Translation.Translation is the second step by which gene expression leads to protein synthesis. During translation, the sequence of codons in mRNA directs the sequence of amino acids in a protein. Two other types of RNA are needed for protein synthesis. rRNA is contained in the ribosomes, where the codons of mRNA are read, and tRNA carries amino acids to the ribosomes so that protein synthesis ñan occur.

The process of translation must be extremely orderly so that the amino acids of a polypeptide are sequenced correctly. Protein synthesis involves 3 steps: initiation, elongation, and termination.

1.    Initiation of translation: A small ribosomal subunit attaches to the mRNA in the vicinity of the start codon (AUG). The first or initiator tRNA pairs with this codon. Then a large ribosomal subunit joins to the small subunit, and translation begins.

2.    Chain elongation: Each ribosome contains 2 sites, the P (for polypeptide) site and the A (for amino acid) site.During elongation, a tRNA with attached polypeptide chain is at the P site and an tRNA-amino acid complex is just arriving at the A site. The polypeptide chain is transferred and attached by a peptide bond to the newly arrived amino acid. An enzyme (peptidyl transferase), which is a part of the larger ribosomal subunit, and energy are needed to bring about this transfer. Now the tRNA molecule at the P site leaves.

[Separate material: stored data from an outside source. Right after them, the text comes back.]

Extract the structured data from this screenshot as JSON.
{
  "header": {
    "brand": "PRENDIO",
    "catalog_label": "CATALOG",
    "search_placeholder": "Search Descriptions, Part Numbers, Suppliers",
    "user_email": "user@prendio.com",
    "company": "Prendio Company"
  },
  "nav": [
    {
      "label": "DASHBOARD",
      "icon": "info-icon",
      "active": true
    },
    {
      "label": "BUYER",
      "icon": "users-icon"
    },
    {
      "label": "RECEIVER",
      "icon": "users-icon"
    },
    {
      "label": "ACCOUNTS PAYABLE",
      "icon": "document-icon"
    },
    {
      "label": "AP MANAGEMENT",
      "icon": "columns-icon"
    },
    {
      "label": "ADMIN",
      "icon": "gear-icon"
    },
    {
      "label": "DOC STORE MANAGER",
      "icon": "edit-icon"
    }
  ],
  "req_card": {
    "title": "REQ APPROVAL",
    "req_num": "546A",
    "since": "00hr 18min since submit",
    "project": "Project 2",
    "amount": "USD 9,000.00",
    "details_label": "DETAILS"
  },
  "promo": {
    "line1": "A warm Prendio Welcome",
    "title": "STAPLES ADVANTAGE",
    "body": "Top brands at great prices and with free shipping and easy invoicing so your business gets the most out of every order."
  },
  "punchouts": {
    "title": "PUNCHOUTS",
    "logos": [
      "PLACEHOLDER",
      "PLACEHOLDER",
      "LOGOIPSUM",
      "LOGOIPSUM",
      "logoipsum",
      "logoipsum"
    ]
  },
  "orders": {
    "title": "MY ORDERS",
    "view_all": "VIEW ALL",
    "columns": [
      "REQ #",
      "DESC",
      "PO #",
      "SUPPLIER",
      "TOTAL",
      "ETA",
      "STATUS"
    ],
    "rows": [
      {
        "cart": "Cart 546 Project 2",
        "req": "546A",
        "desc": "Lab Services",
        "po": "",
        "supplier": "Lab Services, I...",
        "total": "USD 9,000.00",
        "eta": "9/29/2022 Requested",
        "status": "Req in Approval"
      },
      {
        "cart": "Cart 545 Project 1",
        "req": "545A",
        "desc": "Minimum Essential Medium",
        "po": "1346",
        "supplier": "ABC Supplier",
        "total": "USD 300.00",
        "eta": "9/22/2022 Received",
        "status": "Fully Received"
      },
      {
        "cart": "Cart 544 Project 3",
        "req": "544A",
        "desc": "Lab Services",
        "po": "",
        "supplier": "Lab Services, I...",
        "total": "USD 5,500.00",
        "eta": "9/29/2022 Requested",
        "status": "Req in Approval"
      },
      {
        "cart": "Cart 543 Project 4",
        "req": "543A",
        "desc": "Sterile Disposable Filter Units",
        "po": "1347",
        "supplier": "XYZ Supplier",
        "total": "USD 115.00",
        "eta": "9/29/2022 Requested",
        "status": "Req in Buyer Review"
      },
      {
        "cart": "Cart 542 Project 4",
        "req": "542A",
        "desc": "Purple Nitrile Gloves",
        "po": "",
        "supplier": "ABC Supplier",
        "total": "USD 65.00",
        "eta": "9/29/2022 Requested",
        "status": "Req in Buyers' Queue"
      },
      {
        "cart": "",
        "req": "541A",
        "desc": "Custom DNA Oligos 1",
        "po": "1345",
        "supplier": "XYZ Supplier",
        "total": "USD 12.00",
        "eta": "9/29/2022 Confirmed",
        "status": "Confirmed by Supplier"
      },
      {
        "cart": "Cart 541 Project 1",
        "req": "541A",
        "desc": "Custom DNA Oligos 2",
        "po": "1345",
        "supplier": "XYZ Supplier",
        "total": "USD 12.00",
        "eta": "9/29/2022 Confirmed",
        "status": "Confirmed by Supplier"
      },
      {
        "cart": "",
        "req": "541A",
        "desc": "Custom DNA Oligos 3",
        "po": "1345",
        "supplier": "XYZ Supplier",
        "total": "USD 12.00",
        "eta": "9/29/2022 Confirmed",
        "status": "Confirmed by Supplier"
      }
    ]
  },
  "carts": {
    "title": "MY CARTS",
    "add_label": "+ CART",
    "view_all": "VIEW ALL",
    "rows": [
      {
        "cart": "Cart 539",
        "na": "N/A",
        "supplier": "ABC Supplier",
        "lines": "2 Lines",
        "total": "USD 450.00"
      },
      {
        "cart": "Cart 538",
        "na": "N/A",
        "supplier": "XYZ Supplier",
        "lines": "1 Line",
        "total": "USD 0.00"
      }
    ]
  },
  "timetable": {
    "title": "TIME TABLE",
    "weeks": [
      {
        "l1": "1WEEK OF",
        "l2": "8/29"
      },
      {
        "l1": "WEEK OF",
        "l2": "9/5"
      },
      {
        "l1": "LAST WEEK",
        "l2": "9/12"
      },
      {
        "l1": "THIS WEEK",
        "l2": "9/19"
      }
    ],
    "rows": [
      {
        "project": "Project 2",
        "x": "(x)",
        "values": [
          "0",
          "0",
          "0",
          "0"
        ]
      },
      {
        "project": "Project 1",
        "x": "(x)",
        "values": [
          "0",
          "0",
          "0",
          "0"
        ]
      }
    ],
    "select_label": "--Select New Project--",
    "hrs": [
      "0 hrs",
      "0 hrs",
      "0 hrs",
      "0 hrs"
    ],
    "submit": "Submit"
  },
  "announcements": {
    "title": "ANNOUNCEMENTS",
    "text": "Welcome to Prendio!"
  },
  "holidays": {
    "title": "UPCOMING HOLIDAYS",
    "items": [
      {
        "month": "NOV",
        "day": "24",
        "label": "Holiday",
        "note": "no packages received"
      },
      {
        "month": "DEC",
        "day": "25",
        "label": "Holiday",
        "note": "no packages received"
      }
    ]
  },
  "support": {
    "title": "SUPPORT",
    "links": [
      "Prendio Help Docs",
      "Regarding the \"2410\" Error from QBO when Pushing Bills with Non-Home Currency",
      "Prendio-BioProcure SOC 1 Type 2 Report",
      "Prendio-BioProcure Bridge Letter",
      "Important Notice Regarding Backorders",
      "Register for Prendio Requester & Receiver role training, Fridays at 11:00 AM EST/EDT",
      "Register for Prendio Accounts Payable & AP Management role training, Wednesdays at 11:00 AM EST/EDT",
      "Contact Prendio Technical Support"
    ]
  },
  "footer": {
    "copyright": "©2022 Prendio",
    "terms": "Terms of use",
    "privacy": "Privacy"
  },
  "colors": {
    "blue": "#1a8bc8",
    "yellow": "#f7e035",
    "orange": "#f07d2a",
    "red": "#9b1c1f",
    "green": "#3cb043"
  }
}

Then translocation occurs: the mRNA along with the peptide-bearing tRNA moves from the A site to the empty P site. This makes it seem as if the ribosome has moved forward 3 nucleotides, especially since there is a new codon now located at the empty A site. The complete cycle-pairing of new tRNA-amino acid complex, transfer of peptide chain, translocation-is repeated at a rapid rate (about 15 times each second in E. coli).

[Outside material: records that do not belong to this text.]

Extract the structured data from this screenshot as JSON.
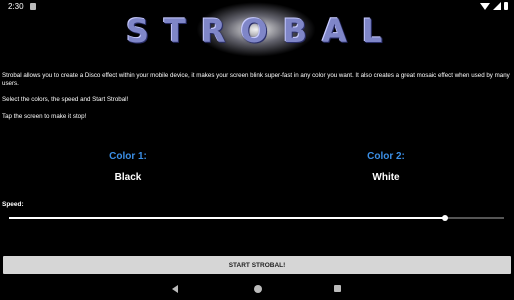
{
  "status_bar": {
    "time": "2:30"
  },
  "app": {
    "logo_text": "STROBAL"
  },
  "description": {
    "p1": "Strobal allows you to create a Disco effect within your mobile device, it makes your screen blink super-fast in any color you want. It also creates a great mosaic effect when used by many users.",
    "p2": "Select the colors, the speed and Start Strobal!",
    "p3": "Tap the screen to make it stop!"
  },
  "color1": {
    "label": "Color 1:",
    "value": "Black"
  },
  "color2": {
    "label": "Color 2:",
    "value": "White"
  },
  "speed": {
    "label": "Speed:",
    "value_fraction": 0.88
  },
  "start_button": {
    "label": "START STROBAL!"
  },
  "colors": {
    "accent": "#3b8fe6",
    "background": "#000000",
    "button": "#d6d6d6"
  },
  "icons": [
    "wifi-icon",
    "signal-icon",
    "battery-icon",
    "back-icon",
    "home-icon",
    "recents-icon"
  ]
}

3.  Chain termination: Termination of polypeptide chain synthesis occurs at a stop codon, codons that do not code for an amino acid. The polypeptide chain is enzymatically cleaved from the last tRNA, and it leaves the ribosome, which dissociates into its 2 subunits.

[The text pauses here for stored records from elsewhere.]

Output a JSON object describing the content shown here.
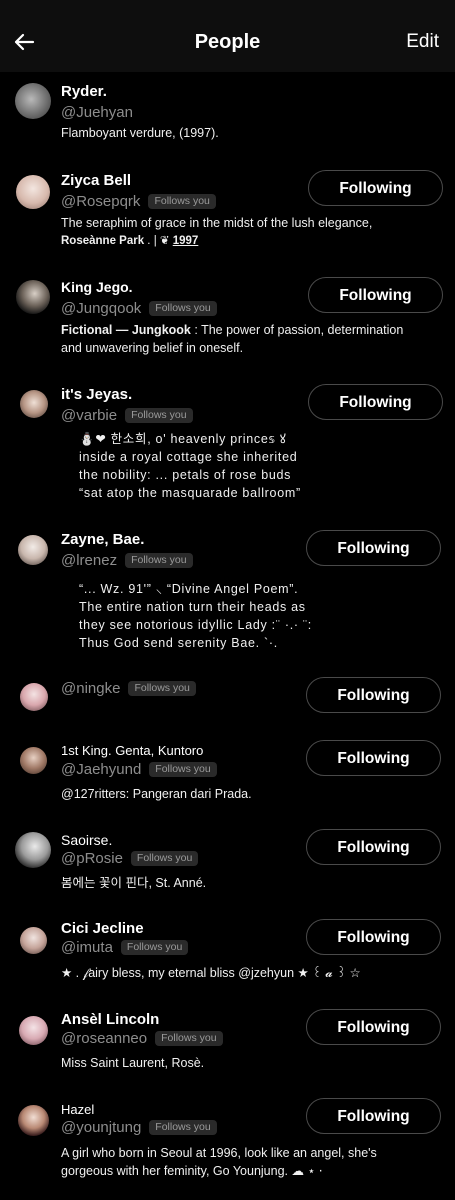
{
  "header": {
    "title": "People",
    "edit_label": "Edit",
    "back_icon": "back-arrow-icon"
  },
  "users": [
    {
      "name": "Ryder.",
      "handle": "@Juehyan",
      "follows_you": "",
      "button": "",
      "bio": [
        "Flamboyant verdure, (1997)."
      ]
    },
    {
      "name": "Ziyca Bell",
      "handle": "@Rosepqrk",
      "follows_you": "Follows you",
      "button": "Following",
      "bio": [
        "The seraphim of grace in the midst of the lush elegance,"
      ],
      "bio_rich": {
        "strong": "Roseànne Park",
        "sep": " . | ❦ ",
        "link": "1997"
      }
    },
    {
      "name": "King Jego.",
      "handle": "@Jungqook",
      "follows_you": "Follows you",
      "button": "Following",
      "bio_rich2": {
        "strong": "Fictional — Jungkook",
        "rest": " : The power of passion, determination"
      },
      "bio": [
        "and unwavering belief in oneself."
      ]
    },
    {
      "name": "it's Jeyas.",
      "handle": "@varbie",
      "follows_you": "Follows you",
      "button": "Following",
      "bio": [
        "⛄❤  한소희,  o'  heavenly  prince𝕤  ꙋ",
        "inside  a  royal  cottage  she  inherited",
        "the  nobility:  ...  petals  of  rose  buds",
        "“sat  atop  the  masquarade  ballroom”"
      ]
    },
    {
      "name": "Zayne, Bae.",
      "handle": "@lrenez",
      "follows_you": "Follows you",
      "button": "Following",
      "bio": [
        "“...  Wz.  91'”   ⸜  “Divine  Angel  Poem”.",
        "The  entire  nation  turn  their  heads  as",
        "they  see  notorious  idyllic  Lady  :¨ ·.· ¨:",
        "Thus  God  send  serenity  Bae.    `·."
      ]
    },
    {
      "name": "",
      "handle": "@ningke",
      "follows_you": "Follows you",
      "button": "Following",
      "bio": []
    },
    {
      "name": "1st King. Genta, Kuntoro",
      "handle": "@Jaehyund",
      "follows_you": "Follows you",
      "button": "Following",
      "bio": [
        "@127ritters: Pangeran dari Prada."
      ]
    },
    {
      "name": "Saoirse.",
      "handle": "@pRosie",
      "follows_you": "Follows you",
      "button": "Following",
      "bio": [
        "봄에는 꽃이 핀다, St. Anné."
      ]
    },
    {
      "name": "Cici Jecline",
      "handle": "@imuta",
      "follows_you": "Follows you",
      "button": "Following",
      "bio": [
        "★ . 𝒻airy bless, my eternal bliss @jzehyun ★ ꒰ 𝓪 ꒱ ☆"
      ]
    },
    {
      "name": "Ansèl Lincoln",
      "handle": "@roseanneo",
      "follows_you": "Follows you",
      "button": "Following",
      "bio": [
        "Miss Saint Laurent, Rosè."
      ]
    },
    {
      "name": "Hazel",
      "handle": "@younjtung",
      "follows_you": "Follows you",
      "button": "Following",
      "bio": [
        "A girl who born in Seoul at 1996, look like an angel, she's",
        "gorgeous with her feminity, Go Younjung. ☁︎ ⋆ ⋅"
      ]
    }
  ],
  "colors": {
    "background": "#000000",
    "header": "#0e0e0e",
    "secondary_text": "#8d8d8d",
    "badge_bg": "#2a2a2a",
    "button_border": "#4a4a4a"
  }
}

 During translation, the codons of mRNA base pair with the anticodons of tRNA molecules carrying specific amino acids.  The order of the codons determines the order of the tRNA molecules and the sequence of amino acids in a polypeptide.

Gene Expression in Review

1. DNA contains genetic information. The sequence of its bases determines the sequence of amino acids in a protein.

2. During transcription, one strand of DNA serves as a template for the formation of messenger RNA (mRNA). The bases in mRNA are complementary to those in DNA; every 3 bases is a codon that codes for an amino acid.

3. Messenger RNA is processed before it leaves the nucleus, during which time the introns are removed.

4. Messenger RNA carries a sequence of codons to the ribosomes, which are composed of ribosomal RNA (rRNA) and proteins.

5. Transfer RNA (tRNA) molecules, each of which is bonded to a particular amino acid, have anticodons that pair complementarily to the codons in mRNA.

6. During translation, tRNA molecules and their attached amino acids arrive at the ribosomes and the linear sequence of codons of the mRNA determines the order in which the amino acids become incorporated into a protein.